Publié le 05-03-2025
Ibrahim Debache : Il est temps qu'on passe d’un pays low cost à un pays Best Cost
Le secteur automobile en Tunisie traverse une période charnière. Entre défis économiques, crise du marché et opportunités de développement, Ibrahim Debache, président de la Chambre syndicale des concessionnaires automobiles, livre son analyse et ses recommandations pour une industrie plus compétitive et durable.

L’industrie automobile tunisienne est un pilier important de l’économie nationale. Selon Ibrahim Debache, « la production des composants automobiles et leur distribution sont indissociables, car elles permettent à la Tunisie de se doter d’un véritable levier industriel ». Depuis les années 90, la coopération industrielle a permis de structurer ce secteur, mais les enjeux actuels nécessitent une réévaluation profonde des politiques en place.
Une industrie sous-exploitée
L’un des principaux constats dressés par Ibrahim Debache est que la Tunisie doit passer d’un modèle "low cost" à un modèle "best cost". « Il faut mettre en avant l’innovation et le savoir-faire tunisien en matière de recherche et développement », affirme-t-il. Cela implique un investissement accru dans la modernisation des infrastructures et dans la formation des talents locaux.
Une pénurie de véhicules préoccupante
Le marché automobile tunisien est marqué par une pénurie croissante de véhicules, impactant directement les consommateurs et les entreprises. « Aujourd’hui, plus de 50 % du parc automobile a plus de 15 ans, ce qui pose des problèmes de sécurité et de consommation énergétique », alerte Debache. Ce vieillissement du parc entraîne également une augmentation des importations de pièces de rechange usées, avec des conséquences environnementales et sécuritaires inquiétantes.
Une demande insatisfaite
Selon les estimations du secteur, la demande annuelle en véhicules neufs s’élève à 80 000 unités, mais l’offre ne suit pas. « Nous avons un déficit important qui pousse les consommateurs vers des solutions alternatives, souvent au détriment de la qualité et de la sécurité », souligne Debache. Cette situation résulte en partie de réglementations restrictives et d’un manque de visibilité sur les politiques d’importation.
Un secteur fiscalement asphyxié
Les concessionnaires automobiles font face à une pression fiscale excessive. « Nous sommes parmi les secteurs les plus taxés avec un impôt sur les sociétés de 35 %, ce qui freine notre développement », regrette Debache. Cette fiscalité lourde impacte la compétitivité du marché et limite la capacité des entreprises à investir et à se développer.
L’impact environnemental en question
Le retard pris dans le renouvellement du parc automobile a également un impact écologique majeur. « Nos véhicules anciens consomment plus de carburant et génèrent plus d’émissions polluantes », explique Debache. Face à cette réalité, il plaide pour une politique favorisant l’importation de véhicules neufs et plus économes en énergie.

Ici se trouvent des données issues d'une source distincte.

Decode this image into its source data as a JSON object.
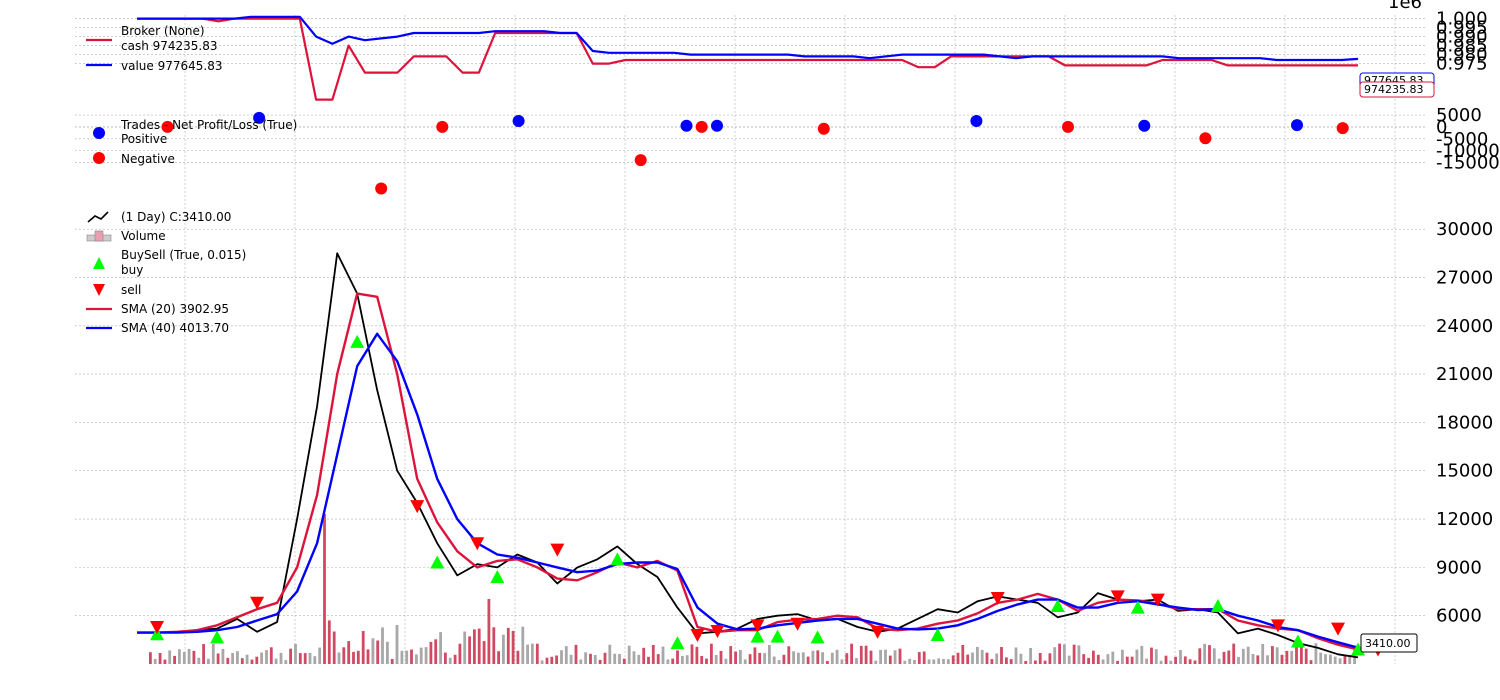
{
  "figure": {
    "offset_label": "1e6"
  },
  "chart_data": [
    {
      "id": "broker",
      "type": "line",
      "legend": {
        "title": "Broker (None)",
        "placement": "top-left"
      },
      "series": [
        {
          "name": "cash 974235.83",
          "color": "#dc143c",
          "values": [
            1.0,
            1.0,
            1.0,
            1.0,
            1.0,
            0.9985,
            1.0,
            1.0,
            1.0,
            1.0,
            1.0,
            0.955,
            0.955,
            0.985,
            0.97,
            0.97,
            0.97,
            0.979,
            0.979,
            0.979,
            0.97,
            0.97,
            0.992,
            0.992,
            0.992,
            0.992,
            0.992,
            0.992,
            0.975,
            0.975,
            0.977,
            0.977,
            0.977,
            0.977,
            0.977,
            0.977,
            0.977,
            0.977,
            0.977,
            0.977,
            0.977,
            0.977,
            0.977,
            0.977,
            0.977,
            0.977,
            0.977,
            0.977,
            0.973,
            0.973,
            0.979,
            0.979,
            0.979,
            0.979,
            0.979,
            0.979,
            0.979,
            0.974,
            0.974,
            0.974,
            0.974,
            0.974,
            0.974,
            0.977,
            0.977,
            0.977,
            0.977,
            0.974,
            0.974,
            0.974,
            0.974,
            0.974,
            0.974,
            0.974,
            0.974,
            0.974
          ],
          "last_label": "974235.83"
        },
        {
          "name": "value 977645.83",
          "color": "#0000ff",
          "values": [
            1.0,
            1.0,
            1.0,
            1.0,
            1.0,
            1.0,
            1.0,
            1.001,
            1.001,
            1.001,
            1.001,
            0.99,
            0.986,
            0.99,
            0.988,
            0.989,
            0.99,
            0.992,
            0.992,
            0.992,
            0.992,
            0.992,
            0.993,
            0.993,
            0.993,
            0.993,
            0.992,
            0.992,
            0.982,
            0.981,
            0.981,
            0.981,
            0.981,
            0.981,
            0.98,
            0.98,
            0.98,
            0.98,
            0.98,
            0.98,
            0.98,
            0.979,
            0.979,
            0.979,
            0.979,
            0.978,
            0.979,
            0.98,
            0.98,
            0.98,
            0.98,
            0.98,
            0.98,
            0.979,
            0.978,
            0.979,
            0.979,
            0.979,
            0.979,
            0.979,
            0.979,
            0.979,
            0.979,
            0.979,
            0.978,
            0.978,
            0.978,
            0.978,
            0.978,
            0.978,
            0.977,
            0.977,
            0.977,
            0.977,
            0.977,
            0.9776
          ],
          "last_label": "977645.83"
        }
      ],
      "y_ticks": [
        "1.000",
        "0.995",
        "0.990",
        "0.985",
        "0.980",
        "0.975"
      ],
      "ylim": [
        0.952,
        1.002
      ]
    },
    {
      "id": "trades",
      "type": "scatter",
      "legend": {
        "title": "Trades - Net Profit/Loss (True)",
        "placement": "top-left"
      },
      "series": [
        {
          "name": "Positive",
          "color": "#0000ff",
          "points": [
            [
              8,
              3800
            ],
            [
              25,
              2500
            ],
            [
              36,
              500
            ],
            [
              38,
              500
            ],
            [
              55,
              2500
            ],
            [
              66,
              500
            ],
            [
              76,
              800
            ]
          ]
        },
        {
          "name": "Negative",
          "color": "#ff0000",
          "points": [
            [
              2,
              0
            ],
            [
              16,
              -26000
            ],
            [
              20,
              0
            ],
            [
              33,
              -14000
            ],
            [
              37,
              0
            ],
            [
              45,
              -800
            ],
            [
              61,
              0
            ],
            [
              70,
              -4800
            ],
            [
              79,
              -500
            ]
          ]
        }
      ],
      "y_ticks": [
        "5000",
        "0",
        "-5000",
        "-10000",
        "-15000"
      ],
      "ylim": [
        -30000,
        8000
      ]
    },
    {
      "id": "price",
      "type": "line",
      "legend": {
        "placement": "top-left"
      },
      "price_label": " (1 Day) C:3410.00",
      "volume_label": "Volume",
      "buysell_label": "BuySell (True, 0.015)",
      "buy_label": "buy",
      "sell_label": "sell",
      "last_price_label": "3410.00",
      "series": [
        {
          "name": "SMA (20) 3902.95",
          "color": "#dc143c",
          "values": [
            4950,
            4950,
            5000,
            5100,
            5400,
            5900,
            6400,
            6800,
            9000,
            13500,
            21000,
            26000,
            25800,
            21000,
            14500,
            11800,
            10000,
            9000,
            9400,
            9500,
            9000,
            8300,
            8200,
            8700,
            9300,
            9000,
            9400,
            8800,
            5300,
            5000,
            5100,
            5100,
            5600,
            5750,
            5800,
            6000,
            5900,
            5200,
            5100,
            5200,
            5500,
            5700,
            6150,
            6800,
            7000,
            7350,
            7000,
            6300,
            6800,
            7000,
            6950,
            6750,
            6400,
            6400,
            6400,
            5700,
            5400,
            5200,
            5100,
            4600,
            4200,
            3902.95
          ]
        },
        {
          "name": "SMA (40) 4013.70",
          "color": "#0000ff",
          "values": [
            4950,
            4950,
            4950,
            5000,
            5100,
            5300,
            5700,
            6100,
            7500,
            10500,
            16000,
            21500,
            23500,
            21800,
            18500,
            14500,
            12000,
            10500,
            9800,
            9600,
            9300,
            9000,
            8700,
            8800,
            9200,
            9300,
            9300,
            8900,
            6500,
            5500,
            5150,
            5200,
            5400,
            5550,
            5700,
            5800,
            5800,
            5500,
            5200,
            5150,
            5200,
            5400,
            5800,
            6300,
            6700,
            7000,
            7000,
            6500,
            6500,
            6800,
            6900,
            6700,
            6500,
            6350,
            6400,
            6000,
            5700,
            5300,
            5100,
            4700,
            4350,
            4013.7
          ]
        },
        {
          "name": " (1 Day) C:3410.00",
          "color": "#000000",
          "values": [
            4950,
            4950,
            4950,
            5100,
            5200,
            5800,
            5000,
            5600,
            12000,
            19000,
            28500,
            26000,
            20000,
            15000,
            13000,
            10500,
            8500,
            9200,
            9000,
            9800,
            9300,
            8000,
            9000,
            9500,
            10300,
            9200,
            8400,
            6500,
            4900,
            5000,
            5200,
            5800,
            6000,
            6100,
            5700,
            5800,
            5300,
            5000,
            5200,
            5800,
            6400,
            6200,
            6900,
            7200,
            7000,
            6800,
            5900,
            6200,
            7400,
            7000,
            6900,
            7000,
            6300,
            6400,
            6200,
            4900,
            5200,
            4800,
            4300,
            4000,
            3600,
            3410
          ]
        }
      ],
      "buy": [
        [
          1,
          4850
        ],
        [
          4,
          4650
        ],
        [
          11,
          23000
        ],
        [
          15,
          9300
        ],
        [
          18,
          8400
        ],
        [
          24,
          9500
        ],
        [
          27,
          4300
        ],
        [
          31,
          4700
        ],
        [
          32,
          4700
        ],
        [
          34,
          4650
        ],
        [
          40,
          4800
        ],
        [
          46,
          6600
        ],
        [
          50,
          6500
        ],
        [
          54,
          6600
        ],
        [
          58,
          4400
        ],
        [
          61,
          3900
        ]
      ],
      "sell": [
        [
          1,
          5300
        ],
        [
          6,
          6800
        ],
        [
          14,
          12800
        ],
        [
          17,
          10500
        ],
        [
          21,
          10100
        ],
        [
          28,
          4800
        ],
        [
          29,
          5050
        ],
        [
          31,
          5400
        ],
        [
          33,
          5500
        ],
        [
          37,
          5000
        ],
        [
          43,
          7100
        ],
        [
          49,
          7200
        ],
        [
          51,
          7000
        ],
        [
          57,
          5400
        ],
        [
          60,
          5200
        ],
        [
          62,
          3900
        ]
      ],
      "y_ticks": [
        "30000",
        "27000",
        "24000",
        "21000",
        "18000",
        "15000",
        "12000",
        "9000",
        "6000"
      ],
      "ylim": [
        3000,
        31500
      ]
    }
  ]
}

Une ouverture du marché encore insuffisante
Bien que le nombre de concessionnaires et de marques représentées en Tunisie ait considérablement augmenté, la disponibilité des véhicules reste problématique. « Nous avons aujourd’hui plus de 60 marques représentées et 37 concessionnaires, mais le citoyen tunisien peine toujours à trouver un véhicule disponible immédiatement », déplore Debache.
Un partenariat avec les autorités indispensable
Le secteur automobile tunisien doit travailler en étroite collaboration avec les autorités pour garantir son développement. « Nous avons toujours été des partenaires privilégiés du ministère du Commerce, mais il est temps d’aller plus loin et de mettre en place une véritable stratégie de développement », plaide Debache.
Un appel à l’action
Face aux nombreux défis du secteur, Ibrahim Debache lance un appel aux décideurs : « Il est crucial de prendre des mesures fortes pour moderniser notre industrie automobile et répondre aux besoins des Tunisiens ». Pour lui, la Tunisie a tous les atouts pour devenir un hub régional de l’automobile, à condition d’adopter une vision à long terme et d’investir dans l’innovation et la qualité.
L’industrie automobile tunisienne est à un tournant décisif. Entre défis structurels et opportunités de croissance, Ibrahim Debache insiste sur la nécessité de réformer en profondeur ce secteur stratégique. Pour lui, la modernisation et la régulation du marché sont les clés pour faire de la Tunisie un acteur majeur de l’industrie automobile en Afrique et au-delà.